5. Act on the Results
You’re about to find out how many users would recommend your product – and how many would not. What will you do with this information?
Make Contact
Contacting ALL Detractors is non-negotiable if you want to avoid negative social media attention. As a matter of fact, 90% of consumers read an online review before visiting a business (or their website). And, they trust them just as much as their friends — 88% of consumers trust an online review (from a total stranger!) as much as a personal recommendation. Your contact could actually turn a Detractor into a Passive supporter – and a conversation with the right person might resolve the issue. Don’t underestimate the power of closing this loop with unhappy customers.

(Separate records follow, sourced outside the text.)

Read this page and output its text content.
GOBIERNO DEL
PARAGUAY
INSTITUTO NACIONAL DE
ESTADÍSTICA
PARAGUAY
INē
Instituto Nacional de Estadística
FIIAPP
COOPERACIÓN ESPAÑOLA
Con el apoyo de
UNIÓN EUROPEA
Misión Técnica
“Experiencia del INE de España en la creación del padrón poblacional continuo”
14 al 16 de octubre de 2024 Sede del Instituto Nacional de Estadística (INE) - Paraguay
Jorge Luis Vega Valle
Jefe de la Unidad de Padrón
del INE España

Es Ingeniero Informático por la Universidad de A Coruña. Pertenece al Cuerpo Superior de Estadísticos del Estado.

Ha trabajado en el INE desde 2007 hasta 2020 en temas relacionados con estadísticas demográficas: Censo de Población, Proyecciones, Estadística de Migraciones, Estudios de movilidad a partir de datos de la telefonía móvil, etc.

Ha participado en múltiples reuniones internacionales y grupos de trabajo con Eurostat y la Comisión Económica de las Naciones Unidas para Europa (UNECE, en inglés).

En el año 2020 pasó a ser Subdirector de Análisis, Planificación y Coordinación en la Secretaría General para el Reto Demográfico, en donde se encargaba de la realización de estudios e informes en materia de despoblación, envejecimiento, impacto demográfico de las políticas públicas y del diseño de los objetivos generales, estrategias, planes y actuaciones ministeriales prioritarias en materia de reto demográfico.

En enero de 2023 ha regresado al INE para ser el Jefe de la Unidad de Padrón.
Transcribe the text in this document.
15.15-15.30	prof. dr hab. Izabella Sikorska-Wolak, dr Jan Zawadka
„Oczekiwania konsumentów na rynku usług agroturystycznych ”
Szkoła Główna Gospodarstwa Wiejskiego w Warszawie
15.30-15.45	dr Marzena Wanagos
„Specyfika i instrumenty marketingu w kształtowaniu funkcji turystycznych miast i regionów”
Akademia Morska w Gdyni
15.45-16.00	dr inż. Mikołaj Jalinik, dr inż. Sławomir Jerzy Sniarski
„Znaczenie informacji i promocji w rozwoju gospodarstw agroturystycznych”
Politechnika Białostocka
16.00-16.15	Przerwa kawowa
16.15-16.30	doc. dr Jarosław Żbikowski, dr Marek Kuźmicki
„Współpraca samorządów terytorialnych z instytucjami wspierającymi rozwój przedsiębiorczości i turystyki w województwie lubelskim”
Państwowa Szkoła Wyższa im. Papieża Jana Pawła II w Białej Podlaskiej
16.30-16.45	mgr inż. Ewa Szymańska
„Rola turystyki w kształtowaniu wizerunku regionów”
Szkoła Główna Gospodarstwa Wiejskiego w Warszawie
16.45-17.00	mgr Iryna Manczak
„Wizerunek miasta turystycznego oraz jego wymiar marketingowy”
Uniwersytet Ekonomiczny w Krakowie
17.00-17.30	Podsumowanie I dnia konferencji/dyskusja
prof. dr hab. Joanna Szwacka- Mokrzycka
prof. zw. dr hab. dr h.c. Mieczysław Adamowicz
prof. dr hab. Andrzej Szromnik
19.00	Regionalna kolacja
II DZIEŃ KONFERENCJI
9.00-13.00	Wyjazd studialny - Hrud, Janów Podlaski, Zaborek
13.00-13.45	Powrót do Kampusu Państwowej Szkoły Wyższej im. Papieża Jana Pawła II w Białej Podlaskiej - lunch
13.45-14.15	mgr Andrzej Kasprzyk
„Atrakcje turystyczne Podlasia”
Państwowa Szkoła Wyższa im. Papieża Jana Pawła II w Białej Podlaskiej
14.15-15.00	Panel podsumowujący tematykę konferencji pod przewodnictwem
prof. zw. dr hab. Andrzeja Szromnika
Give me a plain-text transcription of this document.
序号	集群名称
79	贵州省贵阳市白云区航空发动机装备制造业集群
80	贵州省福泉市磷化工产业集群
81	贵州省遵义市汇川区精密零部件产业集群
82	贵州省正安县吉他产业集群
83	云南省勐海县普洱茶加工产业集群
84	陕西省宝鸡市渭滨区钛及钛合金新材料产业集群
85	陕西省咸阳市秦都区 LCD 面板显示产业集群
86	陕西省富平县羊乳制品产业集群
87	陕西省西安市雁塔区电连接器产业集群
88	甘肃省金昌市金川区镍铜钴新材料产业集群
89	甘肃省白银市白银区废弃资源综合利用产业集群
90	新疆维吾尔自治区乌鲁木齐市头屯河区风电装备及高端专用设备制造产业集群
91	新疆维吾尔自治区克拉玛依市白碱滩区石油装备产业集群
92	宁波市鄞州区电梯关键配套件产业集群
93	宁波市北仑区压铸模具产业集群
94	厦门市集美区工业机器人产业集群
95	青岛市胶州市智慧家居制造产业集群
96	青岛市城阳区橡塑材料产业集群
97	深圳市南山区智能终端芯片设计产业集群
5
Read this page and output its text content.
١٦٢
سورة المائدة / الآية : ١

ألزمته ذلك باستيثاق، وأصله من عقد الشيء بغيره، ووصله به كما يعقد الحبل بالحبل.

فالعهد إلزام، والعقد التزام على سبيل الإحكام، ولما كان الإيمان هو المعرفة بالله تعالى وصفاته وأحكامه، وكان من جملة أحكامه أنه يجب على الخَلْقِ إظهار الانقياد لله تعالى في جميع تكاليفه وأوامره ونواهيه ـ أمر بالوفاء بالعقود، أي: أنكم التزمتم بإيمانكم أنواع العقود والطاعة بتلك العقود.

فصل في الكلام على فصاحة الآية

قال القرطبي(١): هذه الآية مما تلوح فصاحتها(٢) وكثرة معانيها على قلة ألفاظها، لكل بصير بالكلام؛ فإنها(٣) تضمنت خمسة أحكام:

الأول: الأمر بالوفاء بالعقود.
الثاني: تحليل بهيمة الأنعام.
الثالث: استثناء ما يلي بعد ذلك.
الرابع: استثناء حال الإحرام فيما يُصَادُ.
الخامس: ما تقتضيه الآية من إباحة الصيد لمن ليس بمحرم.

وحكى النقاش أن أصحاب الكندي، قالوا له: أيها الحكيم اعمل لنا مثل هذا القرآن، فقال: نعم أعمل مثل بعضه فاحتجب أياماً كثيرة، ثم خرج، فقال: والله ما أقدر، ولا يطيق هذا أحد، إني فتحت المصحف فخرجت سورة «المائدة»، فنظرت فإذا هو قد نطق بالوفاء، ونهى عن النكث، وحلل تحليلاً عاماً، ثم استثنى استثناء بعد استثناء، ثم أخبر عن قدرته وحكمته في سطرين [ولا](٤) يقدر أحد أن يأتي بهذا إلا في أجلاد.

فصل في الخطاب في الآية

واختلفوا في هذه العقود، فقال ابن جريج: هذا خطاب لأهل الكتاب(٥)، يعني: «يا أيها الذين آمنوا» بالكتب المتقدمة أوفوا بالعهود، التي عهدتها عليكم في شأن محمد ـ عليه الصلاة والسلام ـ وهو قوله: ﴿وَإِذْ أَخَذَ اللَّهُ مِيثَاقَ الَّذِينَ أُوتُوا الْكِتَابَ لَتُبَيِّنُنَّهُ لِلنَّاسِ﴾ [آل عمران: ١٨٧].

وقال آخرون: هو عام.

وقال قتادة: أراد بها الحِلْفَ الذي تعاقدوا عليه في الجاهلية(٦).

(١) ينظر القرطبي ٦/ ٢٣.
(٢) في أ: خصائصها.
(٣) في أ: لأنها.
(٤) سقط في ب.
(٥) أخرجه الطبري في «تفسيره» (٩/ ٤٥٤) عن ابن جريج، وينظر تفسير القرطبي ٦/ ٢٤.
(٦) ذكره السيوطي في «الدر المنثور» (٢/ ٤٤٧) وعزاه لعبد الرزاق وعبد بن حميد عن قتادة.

Also consider contacting your Promoters — those who score you a 9-10 and are willing to refer others and fuel growth. Promoters are the group of individuals you’d want to reach out to about leaving an online review. Craft an email to this delightful group and ask them just that. You may even feel the need to incentivize them with a contest or small gift card. These users can also become integral parts of your marketing strategy by contributing to successful case studies. One of the most difficult parts of writing case studies is actually finding the right clients to speak to. Those who score you as a 9 or 10 are your ideal points of contact for a case study. Once you have your list of happy clients, determine what makes them similar and what makes them different. Variety will help you cast a wider net when meeting with prospective clients.
Put Your NPS to Work
Now you’re ready for the exciting part of creating an NPS survey: putting the data to work on your bottom line.
Go to NPSBenchmarks.com and plug in your industry to see where your company stands.
Doing better than your peers? Do you know why? Understanding your success with clients is equally as important as knowing why some customers are unhappy.
The best way to make meaningful interpretations of your data is to engage all levels of your organization to review and respond to your survey results. Remember, you created this survey as part of your marketing strategy, so be sure to use it to your advantage — and to start planning your next survey.
Once you’ve wrapped up all the planning, you’re ready to create your NPS survey, right? You can build one yourself, buy off the shelf, or work with a trusted partner to create a truly custom survey tailored to your needs. Utilize your marketing automation software to thank and follow up with survey respondents or engage a company to do it for you.
Key Takeaway
If your product or company is struggling in an area, feedback is one of the best ways to discover how to improve. If things are going well, survey responses show you gaps to close and point you toward future opportunities. Companies that listen and dialog with their customers and potential customers always have an advantage over those that just hammer away with their own plans. Try a Net Promoter Score survey this year or augment your current surveys to gather even more information.